私がシロキと一緒にやろうとしている経営統合とは、互いのリソーセスや強みを集約し、環境変化に負けない競争力を構築することです。今、アイシンでつくっている部品とシロキでつくっている部品は、かなり同じものがあります。その中で、ドアフレーム、ウインドウレギュレーター、モールといった非常にコスト競争力が要求される外装・機能部品は、基本的にはこれをシロキに集約し、開発も生産もまとめて担当していただくという形で統合したほうが、世界で戦う競争力が発揮できるだろうと考えました。
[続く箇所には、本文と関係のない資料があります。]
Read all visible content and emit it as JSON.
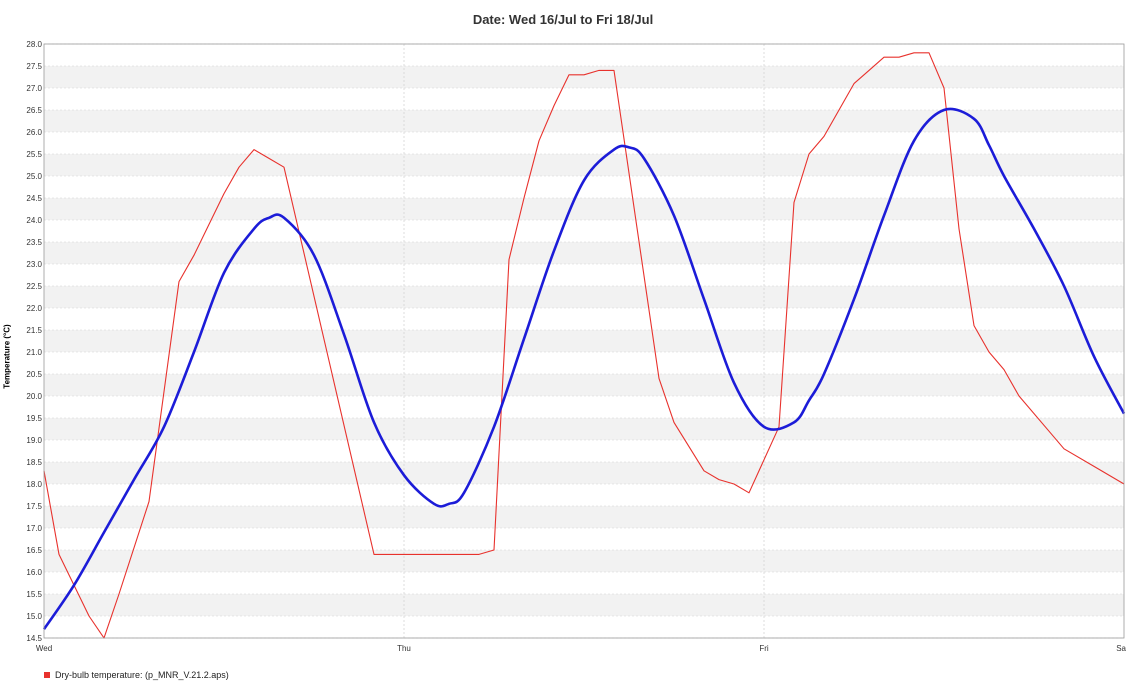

一方、アイシンは、今やっているパワースライドドアやサンルーフなどのシステムモジュール商品の開発・生産に力を集約し、競争力をさらに高めていきます。ただ、今後の商品開発については、シロキにはかなりの力があるので、一緒に開発もやりながら戦略的にすみ分けを図っていきたいと考えています。

松井

シロキの立場で今回の経営統合を位置づけると、技術競争の面でニーズが高まっている部品の軽量化と安全を両立させることが難しくなりつつある、という背景があります。またシロキは、もっとグローバルに成長しなければいけないのですが、海外展開を加速させるためには力不足という現実もあります。さらに私たちが強いとされるコスト競争力でも、新興国で育ったメーカーに対して劣勢に立たされるケースもあり、彼らのホームグラウンドではまったく勝てない状態になりつつある。へたをすると、今後は私たちのホームグラウンドでも負けてしまうのではないか。このような危機感から、私は経営統合を決断しました。